Philippe Wyder

Robot Metabolism

Photograph by John Abbott

Robots that grow by integrating found or scavenged parts

 

Living creatures are open systems that sustain themselves by absorbing matter from and releasing waste to their environment. As a result, they grow, self-heal, and self-sustain—abilities that robots struggle to emulate. Prior research has explored self-assembly, self-repair, and self-replication in modular systems using standardized building blocks to form complex robots.
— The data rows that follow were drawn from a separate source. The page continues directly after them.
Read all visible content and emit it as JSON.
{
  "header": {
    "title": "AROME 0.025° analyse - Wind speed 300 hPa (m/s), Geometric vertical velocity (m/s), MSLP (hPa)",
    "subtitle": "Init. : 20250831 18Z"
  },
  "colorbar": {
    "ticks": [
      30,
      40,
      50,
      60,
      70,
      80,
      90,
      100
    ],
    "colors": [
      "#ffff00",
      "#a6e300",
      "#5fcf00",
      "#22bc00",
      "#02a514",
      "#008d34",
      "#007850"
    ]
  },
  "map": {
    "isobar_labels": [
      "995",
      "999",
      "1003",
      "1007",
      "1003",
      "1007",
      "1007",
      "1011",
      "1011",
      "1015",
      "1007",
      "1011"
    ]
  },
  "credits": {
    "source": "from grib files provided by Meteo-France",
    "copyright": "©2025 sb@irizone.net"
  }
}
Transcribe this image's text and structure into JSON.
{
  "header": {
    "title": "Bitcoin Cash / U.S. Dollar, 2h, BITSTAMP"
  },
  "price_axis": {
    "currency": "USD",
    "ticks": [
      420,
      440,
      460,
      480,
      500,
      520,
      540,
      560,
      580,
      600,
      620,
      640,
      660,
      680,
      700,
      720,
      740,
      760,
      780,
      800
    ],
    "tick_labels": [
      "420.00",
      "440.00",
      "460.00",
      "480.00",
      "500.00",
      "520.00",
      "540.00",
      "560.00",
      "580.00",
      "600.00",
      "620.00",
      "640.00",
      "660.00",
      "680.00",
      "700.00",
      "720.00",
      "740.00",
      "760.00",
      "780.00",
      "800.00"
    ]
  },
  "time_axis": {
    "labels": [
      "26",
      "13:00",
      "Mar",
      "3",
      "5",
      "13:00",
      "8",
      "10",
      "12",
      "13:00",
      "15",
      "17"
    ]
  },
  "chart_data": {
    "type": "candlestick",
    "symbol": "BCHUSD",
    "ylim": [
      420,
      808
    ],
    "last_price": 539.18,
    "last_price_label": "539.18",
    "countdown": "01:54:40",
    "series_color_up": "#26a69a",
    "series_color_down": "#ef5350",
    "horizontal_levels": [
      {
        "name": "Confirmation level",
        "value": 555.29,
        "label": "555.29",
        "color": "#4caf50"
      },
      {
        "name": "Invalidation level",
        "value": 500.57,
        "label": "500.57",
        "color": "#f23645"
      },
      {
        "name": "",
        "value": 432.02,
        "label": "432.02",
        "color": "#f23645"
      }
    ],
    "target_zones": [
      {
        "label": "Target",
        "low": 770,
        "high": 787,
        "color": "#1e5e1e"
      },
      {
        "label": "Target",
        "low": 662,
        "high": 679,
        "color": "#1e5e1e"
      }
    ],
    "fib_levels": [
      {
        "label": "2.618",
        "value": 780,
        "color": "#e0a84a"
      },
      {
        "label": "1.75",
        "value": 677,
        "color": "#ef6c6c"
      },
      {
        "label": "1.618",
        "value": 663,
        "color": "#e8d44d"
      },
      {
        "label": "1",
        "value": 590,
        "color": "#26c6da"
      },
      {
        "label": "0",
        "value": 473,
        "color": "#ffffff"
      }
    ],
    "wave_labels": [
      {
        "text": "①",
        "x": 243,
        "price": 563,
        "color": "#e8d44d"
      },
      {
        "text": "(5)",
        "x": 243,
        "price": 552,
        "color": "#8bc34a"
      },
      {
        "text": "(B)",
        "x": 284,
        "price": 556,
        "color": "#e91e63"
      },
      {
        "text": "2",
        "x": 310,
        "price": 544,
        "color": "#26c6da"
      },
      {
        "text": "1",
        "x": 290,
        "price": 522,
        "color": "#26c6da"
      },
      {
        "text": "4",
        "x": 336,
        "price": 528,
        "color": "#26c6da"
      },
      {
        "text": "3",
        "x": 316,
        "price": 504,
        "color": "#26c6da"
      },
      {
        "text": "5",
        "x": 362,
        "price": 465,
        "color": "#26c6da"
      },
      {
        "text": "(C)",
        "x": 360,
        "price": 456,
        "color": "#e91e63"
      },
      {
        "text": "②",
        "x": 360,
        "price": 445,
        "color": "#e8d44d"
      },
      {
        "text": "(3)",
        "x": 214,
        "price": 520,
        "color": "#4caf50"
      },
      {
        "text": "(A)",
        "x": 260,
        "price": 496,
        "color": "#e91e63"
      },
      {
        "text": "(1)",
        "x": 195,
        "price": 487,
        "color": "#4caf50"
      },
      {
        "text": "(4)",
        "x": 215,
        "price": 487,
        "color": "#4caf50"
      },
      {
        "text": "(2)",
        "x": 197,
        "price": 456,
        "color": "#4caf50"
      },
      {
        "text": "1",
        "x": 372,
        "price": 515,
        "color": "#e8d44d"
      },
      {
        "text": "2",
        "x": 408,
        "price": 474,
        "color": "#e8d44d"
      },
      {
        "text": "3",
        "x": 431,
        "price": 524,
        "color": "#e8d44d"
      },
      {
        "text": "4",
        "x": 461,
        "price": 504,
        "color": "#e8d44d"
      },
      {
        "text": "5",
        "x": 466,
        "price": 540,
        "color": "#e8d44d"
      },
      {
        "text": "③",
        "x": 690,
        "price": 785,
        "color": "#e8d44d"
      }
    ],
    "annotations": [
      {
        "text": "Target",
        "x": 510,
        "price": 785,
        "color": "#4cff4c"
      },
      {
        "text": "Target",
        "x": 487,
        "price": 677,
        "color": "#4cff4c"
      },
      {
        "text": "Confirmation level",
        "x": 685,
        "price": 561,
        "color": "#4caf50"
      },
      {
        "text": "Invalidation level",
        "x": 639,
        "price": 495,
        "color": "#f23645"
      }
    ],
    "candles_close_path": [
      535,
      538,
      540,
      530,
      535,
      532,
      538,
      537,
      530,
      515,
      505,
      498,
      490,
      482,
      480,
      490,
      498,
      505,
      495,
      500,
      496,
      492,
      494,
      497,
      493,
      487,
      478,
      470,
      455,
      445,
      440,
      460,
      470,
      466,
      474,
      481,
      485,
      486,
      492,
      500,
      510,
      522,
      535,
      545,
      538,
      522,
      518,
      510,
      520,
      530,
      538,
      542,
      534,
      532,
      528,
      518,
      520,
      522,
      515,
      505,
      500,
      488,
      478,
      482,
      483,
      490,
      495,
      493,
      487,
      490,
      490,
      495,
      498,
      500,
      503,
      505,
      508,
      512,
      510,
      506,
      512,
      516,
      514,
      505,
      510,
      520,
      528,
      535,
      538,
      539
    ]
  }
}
Our process can produce new robot organisms (see photo). The Artificial Metabolism absorbs and integrates material from its environment or from other robots to form organisms that are bigger, faster, and capable of overcoming obstacles. To conduct our experiments, we use our newly developed modular robotic platform. While previous systems were limited to few pre-defined attachment points, each robot link in our system can connect up to nine other robot links on both sides from a wide range of angles.

We demonstrated a triangular robot capable of absorbing a three-pointed star robot, then morphing into a tetrahedron. Further, the experiments in this paper show a tetrahedron that doubles its downhill walking speed after integrating a found robot link as a leg. Our findings expand the field of developmental robotics beyond robot controllers, to encompass physical transformation in a robot’s lifetime.

 
 

Particle Robotics

Stochastic and distributed amorphous robots

 

A soft robot comprised of rigid components

A robot comprised of five particles

We introduce a new soft robotics concept that employs multiple rudimentary components: particles form amorphous bodies capable of controlled motion. Each particle has a single modifiable degree of freedom: its vibration speed. Multiple particles constrained by a passive, inelastic membrane form soft robots composed of rigid parts (see photo). When half of the particles inside the membrane vibrate faster than the other half, the robot moves. The particles bump into each other inside the membrane, causing directional motion.

We analyze how frequency modulation and particle count affects locomotion direction and magnitude. Environment-responsive particle motion modulation enables decentralized control. In other words, each particle adjusts its vibration speed in response to its distance from a light source, so the robot can move towards or away from the light. Without communicating with each other, the particles achieve coordinated motion. In future research, we will study system resilience and adaptiveness, including deactivated (dead) particles and obstacle navigation. Particle robots offer an alternative soft robotics method by achieving flexibility from rigid components.